The first, admittedly snarky, comment I will make is that I thought President Obama defeated Senator McCain in 2008, and that one of the key reasons he did so was because he, unlike McCain, had made clear that he opposed getting America involved in a Middle East quagmire that McCain wholeheartedly supported. It took almost five years, but apparently, McCain has finally prevailed.

Having gotten that comment out of my system, let me sum up the arguments of the people who support getting us involved in another damned war that nobody but certain politicians and defense contractors want:

1) A brutal Middle Eastern dictator is using chemical weapons against his own people.

2) Said dictator has links to international terrorism and has meddled in the affairs of a small neighboring country.

3) We have a moral obligation to gather a coalition of nations and intervene against this dictator.

Where have we heard this script before?

Haven’t we had enough misguided foreign adventurism yet? Even if it is a fact that Assad is using chemical weapons on his own people, what happens if we intervene and he is overthrown? By all accounts, the rebels in Syria are of various ideological stripes, and some of them appear to be close to al-Qaida.

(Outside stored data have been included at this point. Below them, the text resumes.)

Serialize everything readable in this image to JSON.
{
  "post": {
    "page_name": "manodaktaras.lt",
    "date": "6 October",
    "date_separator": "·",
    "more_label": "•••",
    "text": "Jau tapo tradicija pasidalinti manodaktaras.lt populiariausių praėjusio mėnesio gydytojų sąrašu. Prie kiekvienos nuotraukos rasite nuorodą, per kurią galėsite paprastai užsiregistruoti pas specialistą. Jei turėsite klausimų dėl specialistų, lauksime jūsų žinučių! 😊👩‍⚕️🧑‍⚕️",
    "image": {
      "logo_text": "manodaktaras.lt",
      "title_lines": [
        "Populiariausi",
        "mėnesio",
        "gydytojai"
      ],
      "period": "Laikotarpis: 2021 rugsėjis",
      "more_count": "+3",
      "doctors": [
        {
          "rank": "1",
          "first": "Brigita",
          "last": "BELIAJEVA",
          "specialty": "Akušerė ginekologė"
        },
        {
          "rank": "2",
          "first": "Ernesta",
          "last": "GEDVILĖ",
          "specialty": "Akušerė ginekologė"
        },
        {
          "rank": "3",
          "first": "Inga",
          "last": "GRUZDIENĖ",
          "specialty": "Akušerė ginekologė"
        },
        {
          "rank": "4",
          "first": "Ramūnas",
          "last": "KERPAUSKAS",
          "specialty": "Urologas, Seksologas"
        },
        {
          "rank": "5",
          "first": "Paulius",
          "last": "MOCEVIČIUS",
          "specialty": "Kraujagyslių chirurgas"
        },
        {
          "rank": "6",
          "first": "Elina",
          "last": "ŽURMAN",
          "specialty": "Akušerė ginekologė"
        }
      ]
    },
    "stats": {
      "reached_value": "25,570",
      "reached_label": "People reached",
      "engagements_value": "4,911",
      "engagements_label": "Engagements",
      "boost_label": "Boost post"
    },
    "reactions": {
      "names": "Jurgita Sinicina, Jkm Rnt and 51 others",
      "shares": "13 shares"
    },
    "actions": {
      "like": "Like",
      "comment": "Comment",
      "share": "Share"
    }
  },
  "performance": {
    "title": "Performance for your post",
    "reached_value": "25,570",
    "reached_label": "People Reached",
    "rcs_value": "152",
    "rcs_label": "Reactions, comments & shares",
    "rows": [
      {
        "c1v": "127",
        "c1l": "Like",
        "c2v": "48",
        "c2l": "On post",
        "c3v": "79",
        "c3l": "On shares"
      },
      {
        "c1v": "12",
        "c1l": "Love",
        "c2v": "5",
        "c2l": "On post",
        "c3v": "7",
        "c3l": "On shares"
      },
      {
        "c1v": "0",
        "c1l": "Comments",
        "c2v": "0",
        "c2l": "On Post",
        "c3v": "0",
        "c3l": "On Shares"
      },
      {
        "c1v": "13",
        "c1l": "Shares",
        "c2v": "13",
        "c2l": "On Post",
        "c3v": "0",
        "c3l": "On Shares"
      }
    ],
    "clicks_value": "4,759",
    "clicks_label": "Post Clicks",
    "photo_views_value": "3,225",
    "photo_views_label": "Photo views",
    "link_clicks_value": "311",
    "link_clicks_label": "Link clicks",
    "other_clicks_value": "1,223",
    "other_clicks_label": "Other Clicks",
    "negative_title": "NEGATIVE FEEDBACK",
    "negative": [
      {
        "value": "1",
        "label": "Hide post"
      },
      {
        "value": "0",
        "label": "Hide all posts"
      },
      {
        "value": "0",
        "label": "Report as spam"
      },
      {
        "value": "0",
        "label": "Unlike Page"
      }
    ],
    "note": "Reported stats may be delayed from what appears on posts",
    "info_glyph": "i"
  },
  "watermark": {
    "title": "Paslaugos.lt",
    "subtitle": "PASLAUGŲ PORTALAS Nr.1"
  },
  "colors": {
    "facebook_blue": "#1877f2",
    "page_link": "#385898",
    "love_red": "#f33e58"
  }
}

In short, neither side is any good, and no matter who wins, Syria is not going to emerge as a western-style democracy. There is no point in getting involved in another country’s civil war, in which the end result, no matter who wins, is going to be the same: Syria is going to have a bad and dangerous government. But hey, at least a few obscenely rich defense contractors will get even more obscenely rich, and a few Republican politicians will get to beat their chests and look tough.

Mr. President: I voted for you in the 2008 primaries (over a far more experienced candidate) and supported you passionately, with my money and with my time. I drove eight hours each way, before the Ohio primary, to go door to door for you in the cold, rain and mud of a depressing post-industrial city that time forgot twenty years ago. I took your literature to a dangerous neighborhood that—literally—sat on the wrong side of the railroad tracks. Upon knocking on a door that opened to reveal two people who were cooking meth and clearly suspicious of a stranger, I handed over your literature to prove I wasn’t a cop. (The meth-cookers immediately went from suspicious to enthusiastic and earnestly assured me they were voting for you.) I can’t speak for the millions of other Americans who have similar stories from the 2008 campaign, but speaking for myself, I did this largely for one reason: because you were right about Iraq.

You got elected president, probably for more than any other reason, because you were right about the mistake of fighting what you rightly called a “dumb war” in the Middle East. Mr. President, please, don’t forget now what you knew then.